Unidentified militants opened fire Monday on two peacekeepers for the United Nations in Bamako, Mali’s capital, killing one and injuring another, Agence France-Presse (AFP) reported, citing security forces. The attack comes amid increased violence in the West African country since the ouster of former president Amadou Toumani Toure in a 2012 coup.

"Armed men, that we have not yet identified, shot at two peacekeepers, who were on board a U.N. vehicle on Monday night. One of them was killed and the other seriously wounded," a security source told AFP, adding: "We are seeking clarification and details. This has to be viewed as a terrorist act. The perpetrators are the enemies of peace."

A source from the U.N. peacekeeping mission, the Multidimensional Integrated Stabilization Mission in Mali (MINUSMA), told AFP that the two soldiers were Bangladeshis. The peacekeepers were reportedly shot while they were traveling in car from Bamako airport to the southern part of the capital.

The latest attack comes just days after an armed man tried to set fire to a vehicle parked in front of the MINUSMA building in Bamako. A guard was shot by the assailant, while an anti-mine team neutralized two unexploded grenades. The U.N. strongly condemned the attack and called it a “serious crime under international law.”

The country is also witnessing the rise of a new extremist group called the Macina Liberation Movement (MLM), which has been terrorizing the locals and has targeted the U.N. peacekeepers, French troops and government forces. Earlier in May, the militants destroyed a mausoleum that had been a proposed U.N. World Heritage site. In April, the MLM attacked a U.N. barracks, killing three and injuring 16 civilians.

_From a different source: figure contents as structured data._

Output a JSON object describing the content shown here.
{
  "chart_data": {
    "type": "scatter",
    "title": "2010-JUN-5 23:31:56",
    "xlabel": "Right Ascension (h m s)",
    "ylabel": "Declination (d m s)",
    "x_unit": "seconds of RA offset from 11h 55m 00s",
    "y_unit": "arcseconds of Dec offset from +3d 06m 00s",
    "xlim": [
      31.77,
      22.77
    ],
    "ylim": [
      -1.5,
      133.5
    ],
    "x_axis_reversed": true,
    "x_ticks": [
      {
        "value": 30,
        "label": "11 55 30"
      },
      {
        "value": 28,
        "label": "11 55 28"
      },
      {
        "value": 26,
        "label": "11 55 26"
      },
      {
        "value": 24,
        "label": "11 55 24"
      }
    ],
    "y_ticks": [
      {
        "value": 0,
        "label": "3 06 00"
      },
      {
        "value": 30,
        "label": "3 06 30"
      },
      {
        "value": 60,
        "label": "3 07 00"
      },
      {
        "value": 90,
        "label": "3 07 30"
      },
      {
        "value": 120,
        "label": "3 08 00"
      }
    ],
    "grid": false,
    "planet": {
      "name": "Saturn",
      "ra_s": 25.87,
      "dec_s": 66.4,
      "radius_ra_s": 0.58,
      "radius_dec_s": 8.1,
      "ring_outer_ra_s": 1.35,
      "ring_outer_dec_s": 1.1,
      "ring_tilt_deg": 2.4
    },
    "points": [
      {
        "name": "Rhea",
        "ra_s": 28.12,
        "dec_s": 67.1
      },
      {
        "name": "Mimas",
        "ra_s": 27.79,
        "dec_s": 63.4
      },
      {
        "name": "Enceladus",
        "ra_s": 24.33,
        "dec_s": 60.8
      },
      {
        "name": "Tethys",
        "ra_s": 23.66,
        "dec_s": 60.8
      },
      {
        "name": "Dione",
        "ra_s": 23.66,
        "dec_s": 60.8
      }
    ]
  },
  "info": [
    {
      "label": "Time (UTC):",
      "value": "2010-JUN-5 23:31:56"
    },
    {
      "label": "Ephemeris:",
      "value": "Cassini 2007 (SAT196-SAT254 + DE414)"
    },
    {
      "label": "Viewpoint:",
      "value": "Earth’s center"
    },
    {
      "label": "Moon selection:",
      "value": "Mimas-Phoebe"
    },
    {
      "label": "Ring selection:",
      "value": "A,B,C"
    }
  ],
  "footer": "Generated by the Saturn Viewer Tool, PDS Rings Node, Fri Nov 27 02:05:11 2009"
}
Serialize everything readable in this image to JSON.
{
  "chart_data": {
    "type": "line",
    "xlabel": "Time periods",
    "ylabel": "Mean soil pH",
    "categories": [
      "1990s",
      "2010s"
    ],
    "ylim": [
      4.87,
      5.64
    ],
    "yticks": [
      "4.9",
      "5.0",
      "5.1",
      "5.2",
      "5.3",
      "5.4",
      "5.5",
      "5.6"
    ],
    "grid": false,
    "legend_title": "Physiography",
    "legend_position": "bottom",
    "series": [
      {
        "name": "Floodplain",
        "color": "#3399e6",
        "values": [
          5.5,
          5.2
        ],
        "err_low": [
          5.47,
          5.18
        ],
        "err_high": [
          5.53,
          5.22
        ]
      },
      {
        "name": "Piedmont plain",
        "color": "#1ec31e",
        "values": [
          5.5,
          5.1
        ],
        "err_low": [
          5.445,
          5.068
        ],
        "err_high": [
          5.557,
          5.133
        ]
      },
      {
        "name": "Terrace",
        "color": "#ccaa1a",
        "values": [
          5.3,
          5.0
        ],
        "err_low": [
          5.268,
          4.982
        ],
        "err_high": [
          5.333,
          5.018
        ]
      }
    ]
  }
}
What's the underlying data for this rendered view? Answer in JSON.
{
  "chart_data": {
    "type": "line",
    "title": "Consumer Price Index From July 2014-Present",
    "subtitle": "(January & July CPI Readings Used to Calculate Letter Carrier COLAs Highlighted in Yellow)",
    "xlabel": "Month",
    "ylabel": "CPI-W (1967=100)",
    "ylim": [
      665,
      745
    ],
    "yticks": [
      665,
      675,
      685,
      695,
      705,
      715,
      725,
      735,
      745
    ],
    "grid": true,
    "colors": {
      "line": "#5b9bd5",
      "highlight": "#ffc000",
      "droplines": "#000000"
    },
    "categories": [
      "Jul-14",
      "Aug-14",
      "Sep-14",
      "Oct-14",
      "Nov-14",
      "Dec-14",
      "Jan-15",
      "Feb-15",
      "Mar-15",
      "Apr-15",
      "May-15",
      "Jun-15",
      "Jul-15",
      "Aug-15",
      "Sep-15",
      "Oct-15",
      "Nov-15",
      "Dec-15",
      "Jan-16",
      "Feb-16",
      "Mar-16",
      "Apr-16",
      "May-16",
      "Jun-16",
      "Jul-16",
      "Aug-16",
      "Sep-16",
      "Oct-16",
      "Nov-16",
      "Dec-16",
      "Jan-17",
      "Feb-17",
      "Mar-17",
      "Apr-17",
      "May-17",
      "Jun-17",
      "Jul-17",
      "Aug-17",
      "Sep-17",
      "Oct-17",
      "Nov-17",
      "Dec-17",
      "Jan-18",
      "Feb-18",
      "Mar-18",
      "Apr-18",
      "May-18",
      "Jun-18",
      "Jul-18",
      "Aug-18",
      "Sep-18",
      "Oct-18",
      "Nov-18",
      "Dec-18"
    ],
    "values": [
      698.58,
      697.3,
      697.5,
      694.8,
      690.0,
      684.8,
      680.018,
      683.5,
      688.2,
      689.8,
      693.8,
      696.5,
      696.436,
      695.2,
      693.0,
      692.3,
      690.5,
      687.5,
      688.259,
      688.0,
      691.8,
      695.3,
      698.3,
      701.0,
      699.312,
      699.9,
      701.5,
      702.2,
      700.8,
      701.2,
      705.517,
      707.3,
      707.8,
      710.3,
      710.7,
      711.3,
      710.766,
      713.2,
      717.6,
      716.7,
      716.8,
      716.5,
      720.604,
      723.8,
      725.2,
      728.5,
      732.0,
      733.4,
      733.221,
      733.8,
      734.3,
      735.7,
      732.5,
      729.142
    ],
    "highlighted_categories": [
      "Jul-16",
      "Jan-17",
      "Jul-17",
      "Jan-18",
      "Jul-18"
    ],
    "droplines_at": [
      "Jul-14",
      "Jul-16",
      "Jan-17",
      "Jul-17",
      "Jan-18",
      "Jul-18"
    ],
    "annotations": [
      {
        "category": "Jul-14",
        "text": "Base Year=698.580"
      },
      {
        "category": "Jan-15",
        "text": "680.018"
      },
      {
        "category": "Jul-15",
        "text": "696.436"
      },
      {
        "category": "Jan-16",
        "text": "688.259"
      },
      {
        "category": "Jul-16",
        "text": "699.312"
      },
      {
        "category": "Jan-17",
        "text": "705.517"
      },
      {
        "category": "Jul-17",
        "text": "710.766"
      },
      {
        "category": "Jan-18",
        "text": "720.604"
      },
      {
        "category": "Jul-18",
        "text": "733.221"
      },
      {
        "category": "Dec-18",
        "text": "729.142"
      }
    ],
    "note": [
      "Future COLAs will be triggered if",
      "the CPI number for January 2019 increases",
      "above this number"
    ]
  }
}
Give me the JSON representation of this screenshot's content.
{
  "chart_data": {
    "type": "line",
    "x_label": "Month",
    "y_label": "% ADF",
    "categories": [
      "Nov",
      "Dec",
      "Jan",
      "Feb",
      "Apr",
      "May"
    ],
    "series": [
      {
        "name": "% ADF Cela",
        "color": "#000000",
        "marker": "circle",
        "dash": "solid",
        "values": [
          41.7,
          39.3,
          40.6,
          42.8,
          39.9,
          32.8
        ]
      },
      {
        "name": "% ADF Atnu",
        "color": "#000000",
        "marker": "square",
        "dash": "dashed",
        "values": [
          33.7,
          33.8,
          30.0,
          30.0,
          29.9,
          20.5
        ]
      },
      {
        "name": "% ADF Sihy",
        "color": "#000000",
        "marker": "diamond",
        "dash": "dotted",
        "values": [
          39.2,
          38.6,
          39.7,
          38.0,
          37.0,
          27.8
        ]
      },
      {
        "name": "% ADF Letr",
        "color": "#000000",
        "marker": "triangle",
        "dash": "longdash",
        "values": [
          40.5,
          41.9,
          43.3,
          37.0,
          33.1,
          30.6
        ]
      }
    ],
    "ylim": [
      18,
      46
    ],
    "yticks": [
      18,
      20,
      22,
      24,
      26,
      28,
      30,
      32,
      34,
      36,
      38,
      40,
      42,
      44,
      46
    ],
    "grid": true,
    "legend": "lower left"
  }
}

Since the ouster of Toure, the West African nation has been gripped with a violent civil war. At the time, rebels and Islamist militants forced the government forces to withdraw from northern Mali, which was later declared as an “Independent State of Azawad” by the militants. The U.N. and Algerian mediators helped the government sign a ceasefire agreement with the rebels in 2013 and again in February 2015. However, negotiations have suffered since the Coordination of Azawad Movements (CMA), a coalition of five rebel groups, has so far refused to accept any deal that does not identify “Azawad.”